The poultry industry has reacted with skepticism to the idea that poultry litter or Roxarsone specifically has anything to do with the fish kills. Hobey Bauhan, president of the Virginia Poultry Federation, an industry advocacy group, acknowledges the DCR testing showing elevated arsenic levels in litter. But, he points out, the average concentration of 11.7 parts per million falls well short of the U.S. Environmental Protection Agency’s arsenic standard for land-applied biosolids from sewage treatment plants, set at 75 parts per million.

For that matter, arsenic also shows up in various forms in pesticides historically used in the area, and it also occurs naturally in the soil (locally, only in small amounts, thanks to underlying geology). Even if some level of fish kill blame eventually falls on arsenic, poultry litter couldn’t be the lone culprit, says Bauhan, whose organization has donated $20,000 to fund fish kill investigations.

“If someone proves it’s poultry litter, which I doubt will happen, then [poultry] growers and [companies] will do everything they can to stop it,” says Morris.

Nevertheless, testing by state regulatory agencies—and the majority of scientific literature on the subject—strongly suggest that Roxarsone use in the Valley means more inorganic arsenic at large in the Valley.

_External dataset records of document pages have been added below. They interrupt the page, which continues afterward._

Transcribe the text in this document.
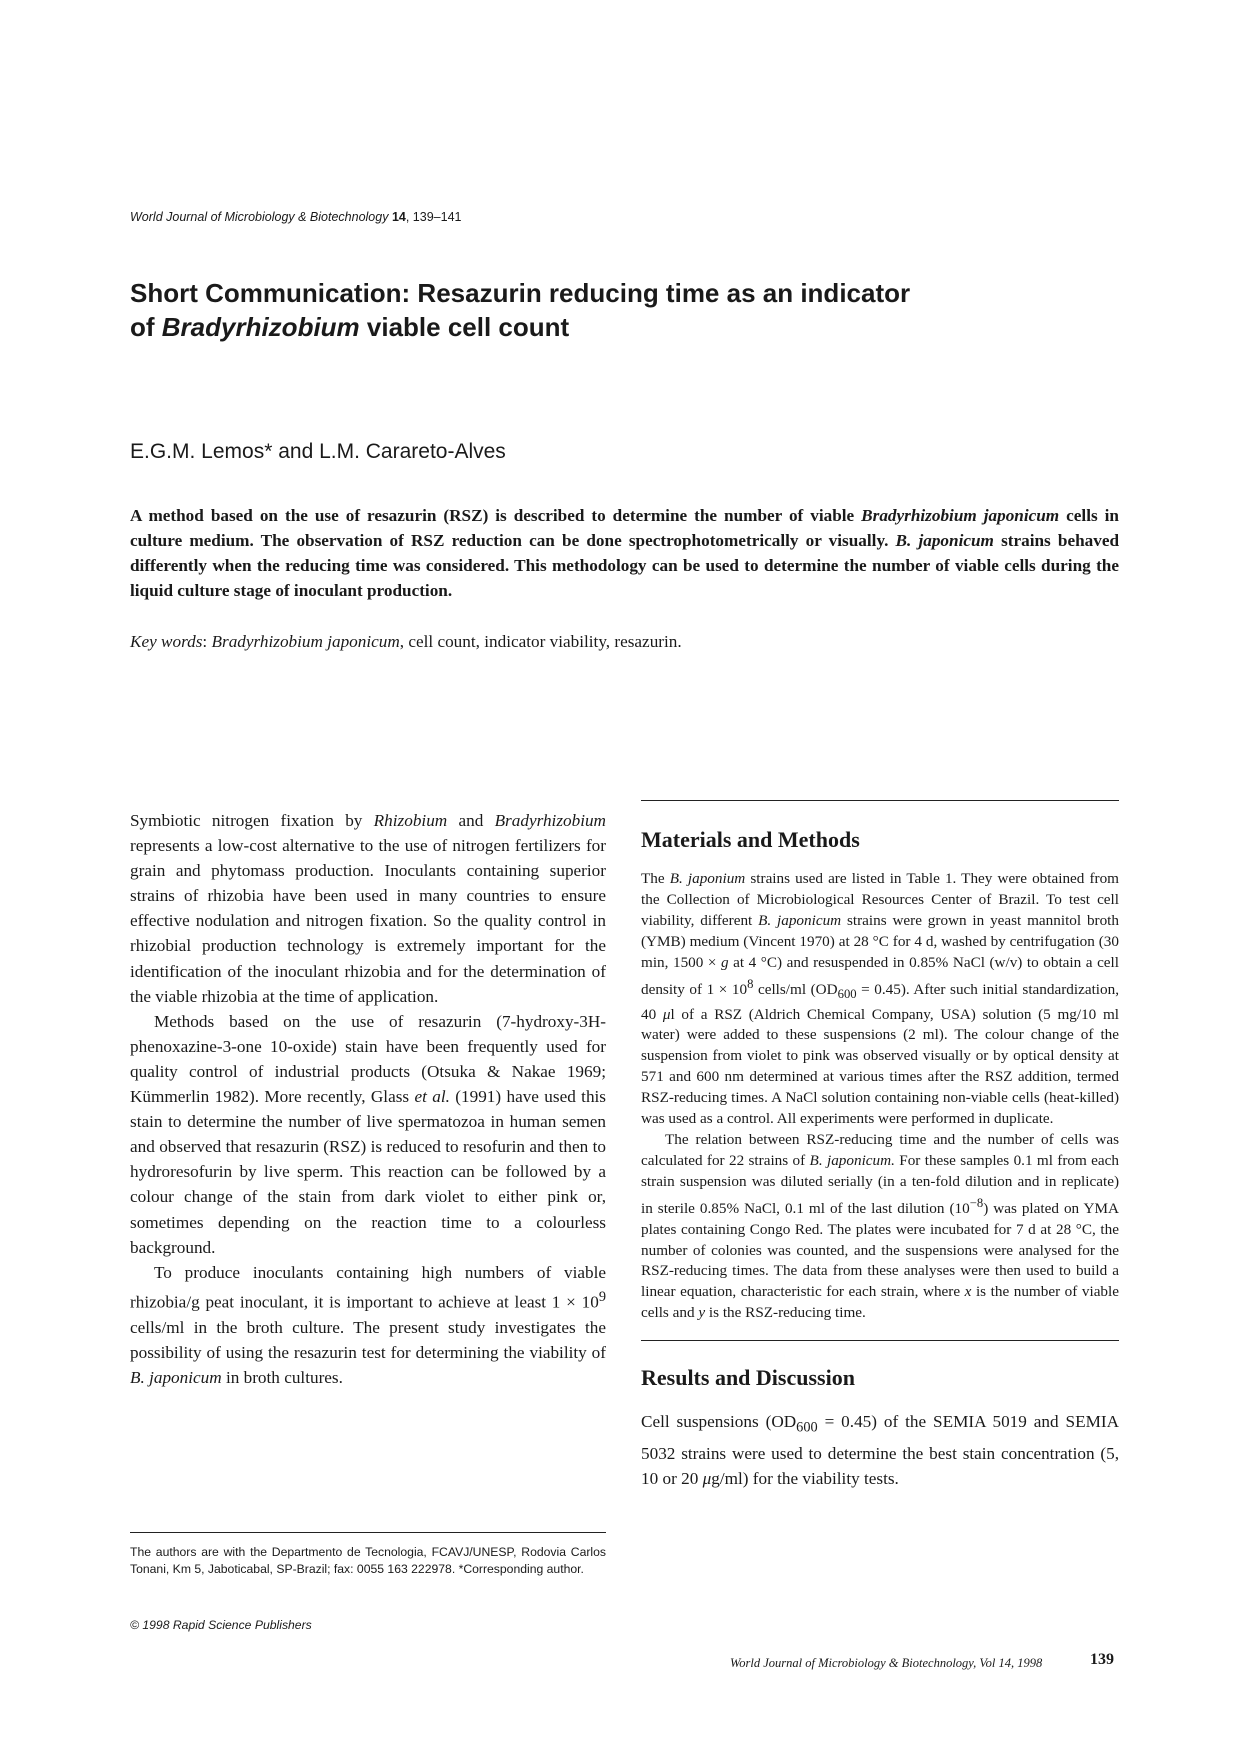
World Journal of Microbiology & Biotechnology 14, 139–141
Short Communication: Resazurin reducing time as an indicator
of Bradyrhizobium viable cell count
E.G.M. Lemos* and L.M. Carareto-Alves

A method based on the use of resazurin (RSZ) is described to determine the number of viable Bradyrhizobium japonicum cells in culture medium. The observation of RSZ reduction can be done spectrophotometrically or visually. B. japonicum strains behaved differently when the reducing time was considered. This methodology can be used to determine the number of viable cells during the liquid culture stage of inoculant production.

Key words: Bradyrhizobium japonicum, cell count, indicator viability, resazurin.

Symbiotic nitrogen fixation by Rhizobium and Bradyrhizobium represents a low-cost alternative to the use of nitrogen fertilizers for grain and phytomass production. Inoculants containing superior strains of rhizobia have been used in many countries to ensure effective nodulation and nitrogen fixation. So the quality control in rhizobial production technology is extremely important for the identification of the inoculant rhizobia and for the determination of the viable rhizobia at the time of application.

Methods based on the use of resazurin (7-hydroxy-3H-phenoxazine-3-one 10-oxide) stain have been frequently used for quality control of industrial products (Otsuka & Nakae 1969; Kümmerlin 1982). More recently, Glass et al. (1991) have used this stain to determine the number of live spermatozoa in human semen and observed that resazurin (RSZ) is reduced to resofurin and then to hydroresofurin by live sperm. This reaction can be followed by a colour change of the stain from dark violet to either pink or, sometimes depending on the reaction time to a colourless background.

To produce inoculants containing high numbers of viable rhizobia/g peat inoculant, it is important to achieve at least $1 \times 10^9$ cells/ml in the broth culture. The present study investigates the possibility of using the resazurin test for determining the viability of B. japonicum in broth cultures.

Materials and Methods

The B. japonium strains used are listed in Table 1. They were obtained from the Collection of Microbiological Resources Center of Brazil. To test cell viability, different B. japonicum strains were grown in yeast mannitol broth (YMB) medium (Vincent 1970) at 28 °C for 4 d, washed by centrifugation (30 min, 1500 × g at 4 °C) and resuspended in 0.85% NaCl (w/v) to obtain a cell density of $1 \times 10^8$ cells/ml $(OD_{600} = 0.45)$. After such initial standardization, 40 μl of a RSZ (Aldrich Chemical Company, USA) solution (5 mg/10 ml water) were added to these suspensions (2 ml). The colour change of the suspension from violet to pink was observed visually or by optical density at 571 and 600 nm determined at various times after the RSZ addition, termed RSZ-reducing times. A NaCl solution containing non-viable cells (heat-killed) was used as a control. All experiments were performed in duplicate.

The relation between RSZ-reducing time and the number of cells was calculated for 22 strains of B. japonicum. For these samples 0.1 ml from each strain suspension was diluted serially (in a ten-fold dilution and in replicate) in sterile 0.85% NaCl, 0.1 ml of the last dilution $(10^{-8})$ was plated on YMA plates containing Congo Red. The plates were incubated for 7 d at 28 °C, the number of colonies was counted, and the suspensions were analysed for the RSZ-reducing times. The data from these analyses were then used to build a linear equation, characteristic for each strain, where x is the number of viable cells and y is the RSZ-reducing time.

Results and Discussion

Cell suspensions $(OD_{600} = 0.45)$ of the SEMIA 5019 and SEMIA 5032 strains were used to determine the best stain concentration (5, 10 or 20 μg/ml) for the viability tests.

The authors are with the Departmento de Tecnologia, FCAVJ/UNESP, Rodovia Carlos Tonani, Km 5, Jaboticabal, SP-Brazil; fax: 0055 163 222978. *Corresponding author.

© 1998 Rapid Science Publishers
World Journal of Microbiology & Biotechnology, Vol 14, 1998	139
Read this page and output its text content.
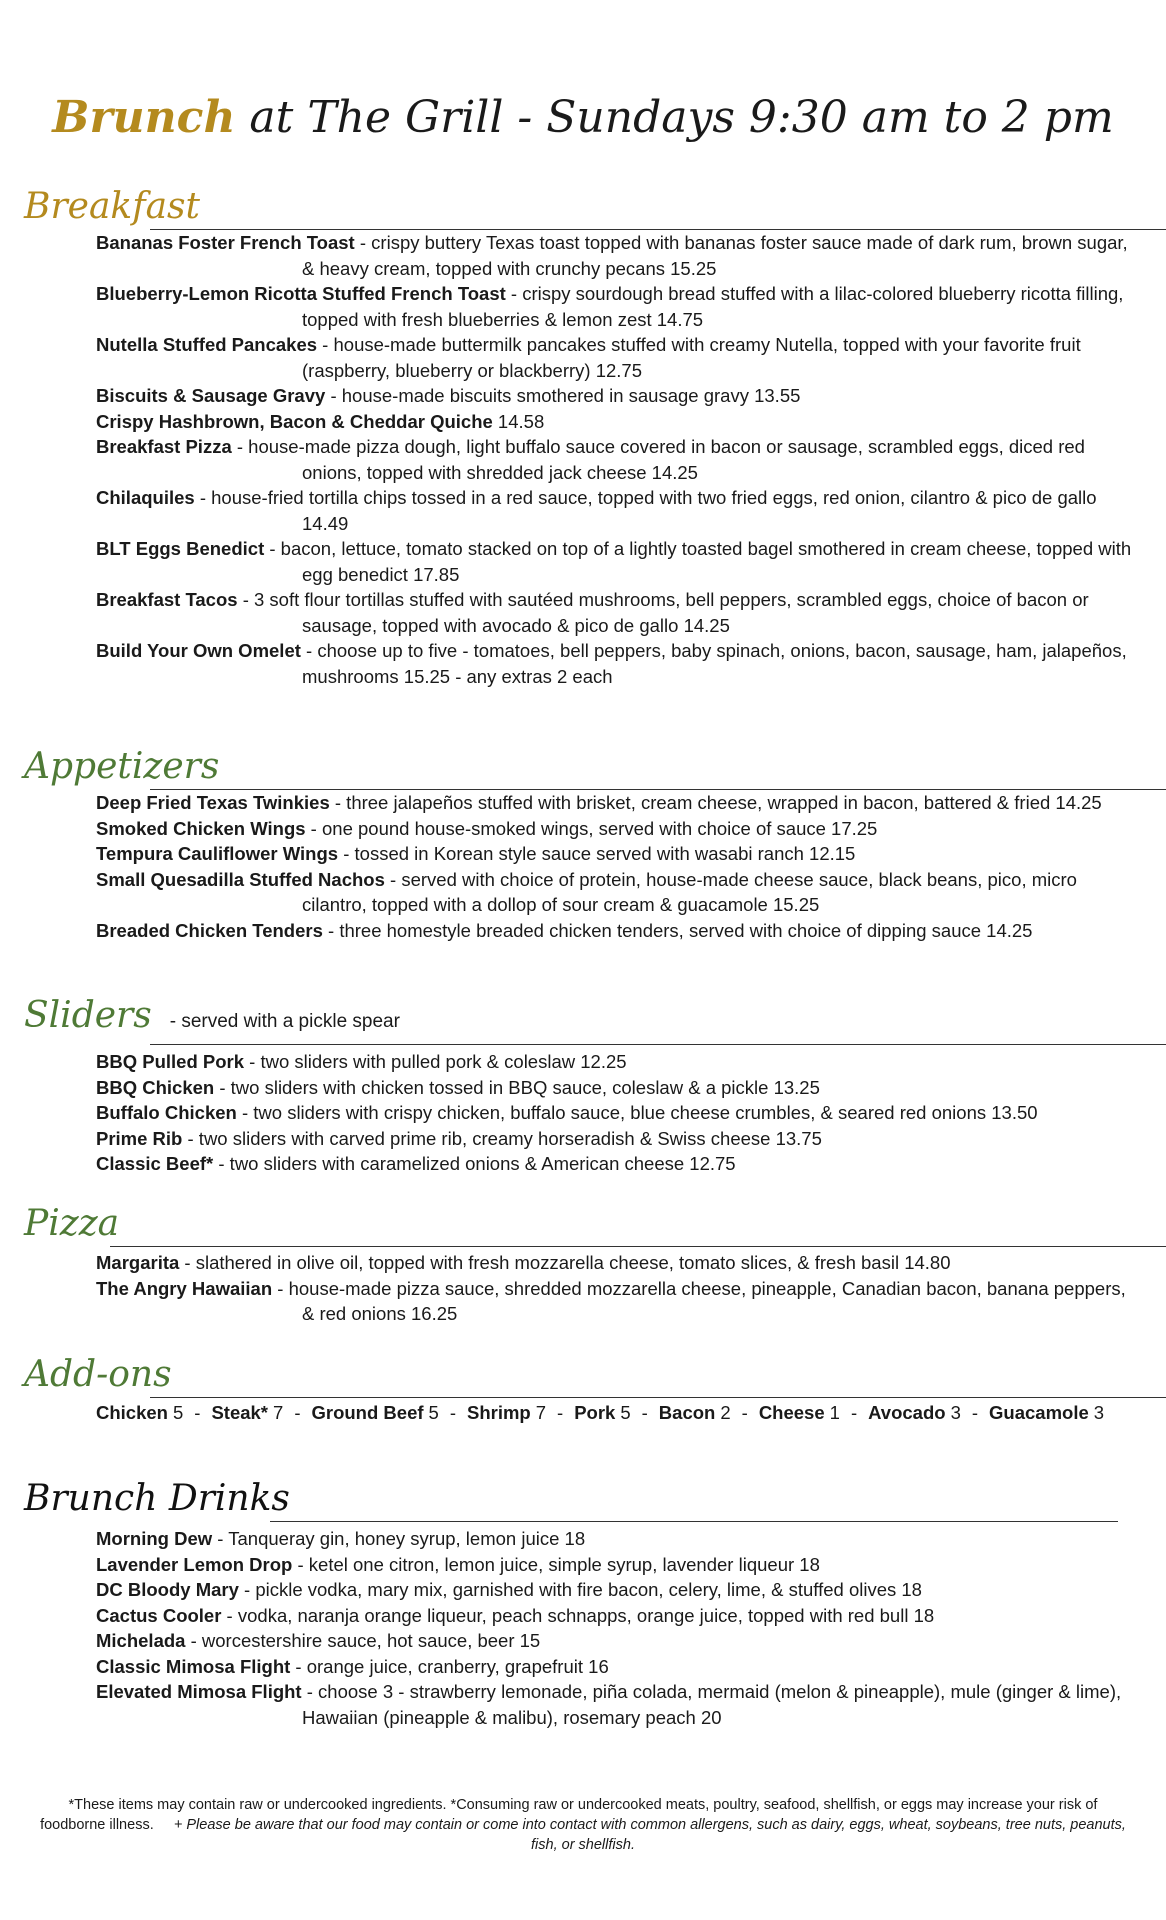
Brunch at The Grill - Sundays 9:30 am to 2 pm
Breakfast
Bananas Foster French Toast - crispy buttery Texas toast topped with bananas foster sauce made of dark rum, brown sugar, & heavy cream, topped with crunchy pecans 15.25
Blueberry-Lemon Ricotta Stuffed French Toast - crispy sourdough bread stuffed with a lilac-colored blueberry ricotta filling, topped with fresh blueberries & lemon zest 14.75
Nutella Stuffed Pancakes - house-made buttermilk pancakes stuffed with creamy Nutella, topped with your favorite fruit (raspberry, blueberry or blackberry) 12.75
Biscuits & Sausage Gravy - house-made biscuits smothered in sausage gravy 13.55
Crispy Hashbrown, Bacon & Cheddar Quiche 14.58
Breakfast Pizza - house-made pizza dough, light buffalo sauce covered in bacon or sausage, scrambled eggs, diced red onions, topped with shredded jack cheese 14.25
Chilaquiles - house-fried tortilla chips tossed in a red sauce, topped with two fried eggs, red onion, cilantro & pico de gallo 14.49
BLT Eggs Benedict - bacon, lettuce, tomato stacked on top of a lightly toasted bagel smothered in cream cheese, topped with egg benedict 17.85
Breakfast Tacos - 3 soft flour tortillas stuffed with sautéed mushrooms, bell peppers, scrambled eggs, choice of bacon or sausage, topped with avocado & pico de gallo 14.25
Build Your Own Omelet - choose up to five - tomatoes, bell peppers, baby spinach, onions, bacon, sausage, ham, jalapeños, mushrooms 15.25 - any extras 2 each
Appetizers
Deep Fried Texas Twinkies - three jalapeños stuffed with brisket, cream cheese, wrapped in bacon, battered & fried 14.25
Smoked Chicken Wings - one pound house-smoked wings, served with choice of sauce 17.25
Tempura Cauliflower Wings - tossed in Korean style sauce served with wasabi ranch 12.15
Small Quesadilla Stuffed Nachos - served with choice of protein, house-made cheese sauce, black beans, pico, micro cilantro, topped with a dollop of sour cream & guacamole 15.25
Breaded Chicken Tenders - three homestyle breaded chicken tenders, served with choice of dipping sauce 14.25
Sliders - served with a pickle spear
BBQ Pulled Pork - two sliders with pulled pork & coleslaw 12.25
BBQ Chicken - two sliders with chicken tossed in BBQ sauce, coleslaw & a pickle 13.25
Buffalo Chicken - two sliders with crispy chicken, buffalo sauce, blue cheese crumbles, & seared red onions 13.50
Prime Rib - two sliders with carved prime rib, creamy horseradish & Swiss cheese 13.75
Classic Beef* - two sliders with caramelized onions & American cheese 12.75
Pizza
Margarita - slathered in olive oil, topped with fresh mozzarella cheese, tomato slices, & fresh basil 14.80
The Angry Hawaiian - house-made pizza sauce, shredded mozzarella cheese, pineapple, Canadian bacon, banana peppers, & red onions 16.25
Add-ons
Chicken 5 - Steak* 7 - Ground Beef 5 - Shrimp 7 - Pork 5 - Bacon 2 - Cheese 1 - Avocado 3 - Guacamole 3
Brunch Drinks
Morning Dew - Tanqueray gin, honey syrup, lemon juice 18
Lavender Lemon Drop - ketel one citron, lemon juice, simple syrup, lavender liqueur 18
DC Bloody Mary - pickle vodka, mary mix, garnished with fire bacon, celery, lime, & stuffed olives 18
Cactus Cooler - vodka, naranja orange liqueur, peach schnapps, orange juice, topped with red bull 18
Michelada - worcestershire sauce, hot sauce, beer 15
Classic Mimosa Flight - orange juice, cranberry, grapefruit 16
Elevated Mimosa Flight - choose 3 - strawberry lemonade, piña colada, mermaid (melon & pineapple), mule (ginger & lime), Hawaiian (pineapple & malibu), rosemary peach 20
*These items may contain raw or undercooked ingredients. *Consuming raw or undercooked meats, poultry, seafood, shellfish, or eggs may increase your risk of foodborne illness. + Please be aware that our food may contain or come into contact with common allergens, such as dairy, eggs, wheat, soybeans, tree nuts, peanuts, fish, or shellfish.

For Jeff Kelble, Shenandoah Riverkeeper for the environmental advocacy group Potomac Riverkeeper, that’s reason enough for action.

“There’s a business that’s electing to continue introducing a known carcinogen and toxic substance onto the land, and then into the water,” he says. “That’s a problem.”

If anything, Kelble says, the topic deserves further study, and the poultry industry should abandon Roxarsone altogether. DEQ is trying to find a middle ground.

“I don’t see [arsenic] as our sole focus,” says Don Kain, water compliance manager for the DEQ and a co-chair of the fish kill task force. Dr. Vicki Blazer, a U.S. Geological Survey fish pathologist, and Dr. Greg Garman, a Virginia Commonwealth University biology professor, echo Kain’s comments, emphasizing that arsenic remains just one of several potential causes, which include pesticides, herbicides, endocrine-disrupting hormones, pH swings, and unknown pathogens.

Roxarsone-derived arsenic raises numerous yet-unanswered questions, among the biggest: Why doesn’t it also affect streams on the Delmarva Peninsula, or in Georgia, or Arkansas, or the other bright centers of the poultry universe?

In the meantime, bloated fish continue to float along the Shenandoah. The river is suffering from a thousand vague cuts, and there are good reasons against bandaging any single one. But doing nothing won’t stop the bleeding.